A questão ética está vinculada a um código moral e uma concepção das virtudes que, em

ultima instância, envolve considerações antropológicas próprias de cada configuração temporal,

mas que estão fundamentadas em um diálogo permanente com a tradição. No caso do mundo

barroco, com a tradição da antiguidade clássica, da escolástica e das doutrinas filosóficas

renascentistas.

Este diálogo é continuamente atualizado por questões próprias do jogo político em que

estão inseridos os agentes da uma determinada configuração temporal, ou seja, são marcadas por

uma constante necessidade de atualização por força das contingências.

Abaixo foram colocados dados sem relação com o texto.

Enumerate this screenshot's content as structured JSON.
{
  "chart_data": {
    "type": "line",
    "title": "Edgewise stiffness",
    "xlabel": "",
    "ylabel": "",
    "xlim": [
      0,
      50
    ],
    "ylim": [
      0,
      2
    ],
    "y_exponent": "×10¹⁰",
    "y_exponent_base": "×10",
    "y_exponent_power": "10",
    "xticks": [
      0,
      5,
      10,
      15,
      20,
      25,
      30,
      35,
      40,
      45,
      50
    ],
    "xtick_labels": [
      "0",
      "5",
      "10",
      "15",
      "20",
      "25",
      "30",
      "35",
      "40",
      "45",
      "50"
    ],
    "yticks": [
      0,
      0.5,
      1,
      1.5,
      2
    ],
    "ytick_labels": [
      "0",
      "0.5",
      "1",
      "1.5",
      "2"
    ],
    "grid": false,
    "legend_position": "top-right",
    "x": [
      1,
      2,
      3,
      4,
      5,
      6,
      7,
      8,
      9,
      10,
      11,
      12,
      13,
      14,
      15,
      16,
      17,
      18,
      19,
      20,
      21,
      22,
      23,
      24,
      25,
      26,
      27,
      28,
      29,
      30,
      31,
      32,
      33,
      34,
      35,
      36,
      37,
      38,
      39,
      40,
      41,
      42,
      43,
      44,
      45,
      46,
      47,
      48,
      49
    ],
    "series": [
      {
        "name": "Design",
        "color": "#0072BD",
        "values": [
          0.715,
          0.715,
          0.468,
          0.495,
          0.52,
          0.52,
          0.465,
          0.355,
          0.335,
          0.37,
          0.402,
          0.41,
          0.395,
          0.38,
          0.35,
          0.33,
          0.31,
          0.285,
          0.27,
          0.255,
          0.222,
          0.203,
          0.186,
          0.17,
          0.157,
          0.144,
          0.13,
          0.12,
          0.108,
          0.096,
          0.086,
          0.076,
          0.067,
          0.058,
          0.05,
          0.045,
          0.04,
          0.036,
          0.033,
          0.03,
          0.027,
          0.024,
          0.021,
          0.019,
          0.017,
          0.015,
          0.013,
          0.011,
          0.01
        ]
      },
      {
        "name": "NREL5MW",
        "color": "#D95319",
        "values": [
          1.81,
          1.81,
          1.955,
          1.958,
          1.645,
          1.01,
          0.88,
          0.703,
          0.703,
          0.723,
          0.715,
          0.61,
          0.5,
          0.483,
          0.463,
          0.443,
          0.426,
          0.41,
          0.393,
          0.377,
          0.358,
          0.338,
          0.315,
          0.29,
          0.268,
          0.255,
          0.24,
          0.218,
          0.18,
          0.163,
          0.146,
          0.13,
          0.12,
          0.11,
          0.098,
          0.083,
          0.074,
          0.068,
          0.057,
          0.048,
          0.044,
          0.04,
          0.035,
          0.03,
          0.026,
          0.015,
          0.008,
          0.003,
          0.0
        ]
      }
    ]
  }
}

Esperamos assim lograr nosso objetivo de contribuir para a pesquisa do discurso de D.

Francisco de Quevedo y Villegas, ampliando as possibilidades de compreensão da tratadística

política ibérica seiscentista. Muito importa voltar a nossa atenção para a compreensão da teoria

política ensejada nos países ibéricos que ainda figuram como regiões onde a reflexão sobre os

assuntos do Estado, realizou-se sobre os estigmas do atraso e de um excessivo comprometimento

religioso que teriam como legado a ruína e o prejuízo frente a países, como a França e Inglaterra,

onde o tratamento secularizado das questões políticas teria se realizado com maior êxito. Não se

deve deixar que esta interpretação preconceituosa e anacrônica perdure, ao contrário, devemos

voltar nossos olhos para análise desta concepção política que ainda se encontra cifrada para nós,

mostrando que o Estado Moderno já vinha se desenvolvendo muito antes do Leviatã.